Idem pour le congé sabbatique.

Conclusion

Le monde paraît se diviser en France entre ceux qui pensent qu'il faut assouplir le droit du travail, et en particulier celui du licenciement, et ceux - magistrats parisiens, syndicats de salariés - qui s'y refusent. Les premiers tireront la corde vers plus de flexibilité, les seconds vers une sécurité accrue. Pour le moment, on ne voit guère sur quelle proposition un rapprochement significatif pourrait intervenir entre les partenaires sociaux. Une suggestion toutefois : dans les déclarations des uns et des autres, comme d'ailleurs dans les études du Conseil d'orientation pour l'emploi, les oppositions se cristallisent autour des conditions du licenciement. Trop peut-être, car les freins à l'emploi se logent aussi fréquemment dans une réglementation du travail excessive, tant dans sa nature purement formaliste que dans le contenu des obligations. C'est particulièrement vrai pour les PE et TPE. Les syndicats, obnubilés qu'ils sont, tout comme les médias, par les grandes entreprises, sauront-ils accepter les assouplissements nécessaires à ces PE et TPE qui ne sont pas leur préoccupation première ?
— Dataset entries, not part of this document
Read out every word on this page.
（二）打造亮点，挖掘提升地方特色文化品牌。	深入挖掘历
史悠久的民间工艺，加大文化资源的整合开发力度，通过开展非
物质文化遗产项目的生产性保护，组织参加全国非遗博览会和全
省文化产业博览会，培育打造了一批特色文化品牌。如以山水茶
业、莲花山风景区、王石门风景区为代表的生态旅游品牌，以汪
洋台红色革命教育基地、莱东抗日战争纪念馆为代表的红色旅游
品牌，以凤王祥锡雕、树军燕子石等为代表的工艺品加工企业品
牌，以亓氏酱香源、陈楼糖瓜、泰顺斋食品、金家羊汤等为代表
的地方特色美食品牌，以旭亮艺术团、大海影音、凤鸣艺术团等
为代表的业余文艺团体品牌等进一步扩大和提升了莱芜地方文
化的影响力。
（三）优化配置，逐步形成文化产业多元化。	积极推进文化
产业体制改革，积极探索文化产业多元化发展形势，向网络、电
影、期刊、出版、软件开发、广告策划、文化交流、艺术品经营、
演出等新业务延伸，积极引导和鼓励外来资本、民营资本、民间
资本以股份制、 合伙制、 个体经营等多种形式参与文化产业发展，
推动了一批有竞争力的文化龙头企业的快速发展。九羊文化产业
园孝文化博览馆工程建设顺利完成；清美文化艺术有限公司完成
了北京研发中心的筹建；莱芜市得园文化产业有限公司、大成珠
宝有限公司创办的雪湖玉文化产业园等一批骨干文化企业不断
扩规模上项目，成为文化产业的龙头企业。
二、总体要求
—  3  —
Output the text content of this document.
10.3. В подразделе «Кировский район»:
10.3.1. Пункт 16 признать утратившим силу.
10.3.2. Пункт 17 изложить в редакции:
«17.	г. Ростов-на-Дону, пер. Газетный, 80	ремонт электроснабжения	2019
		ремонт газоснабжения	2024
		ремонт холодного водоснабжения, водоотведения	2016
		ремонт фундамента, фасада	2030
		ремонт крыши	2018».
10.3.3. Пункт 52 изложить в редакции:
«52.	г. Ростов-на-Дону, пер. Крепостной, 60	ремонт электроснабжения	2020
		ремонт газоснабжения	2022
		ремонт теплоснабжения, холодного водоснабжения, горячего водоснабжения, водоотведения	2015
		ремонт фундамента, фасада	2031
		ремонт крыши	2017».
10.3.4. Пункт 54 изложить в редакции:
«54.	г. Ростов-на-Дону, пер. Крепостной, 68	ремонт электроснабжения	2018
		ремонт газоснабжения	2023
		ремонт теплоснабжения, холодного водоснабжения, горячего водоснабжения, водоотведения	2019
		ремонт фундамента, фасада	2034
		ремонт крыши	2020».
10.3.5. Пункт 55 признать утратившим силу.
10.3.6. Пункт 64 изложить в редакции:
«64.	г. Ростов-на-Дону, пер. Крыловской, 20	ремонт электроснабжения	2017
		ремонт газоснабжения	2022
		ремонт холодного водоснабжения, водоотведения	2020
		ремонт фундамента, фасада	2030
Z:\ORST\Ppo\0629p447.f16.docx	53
Les préconisations de l' iFRAP

- Élargir les conditions de la cause légitime, en particulier pour les licenciments économiques, en permettant à l'employeur d'être seul juge, sauf abus caractérisé, de l'emploi dans son entreprise.
- Alléger le carctère formaliste des obligations de l'employeur et le caractère automatiquement et forfaitairement sanctionnable de leur non-respect.
- Remonter le seuil d'application de certaines dispositions, de onze salariés à au moins vingt ou trente salariés.
- Dispenser PE et TPE des obligations qu'il n'est pas raisonnable de leur imposer.

[1] l'allongement de la période d'essai n'aurait cependant pas dit son dernier mot, voir ci après.

[2] Il s'agirait de définir un contrat d'acquisition progressive de droits par les salariés, avec paiement des indemnités de licenciement par l'employeur mais décharge sur la collectivité des obligations de reclassement en contrepartie d'une contribution de solidarité de 1,6% des salaires payée par l'employeur, et renforcement de l'accompagnement des chômeurs par l'Etat.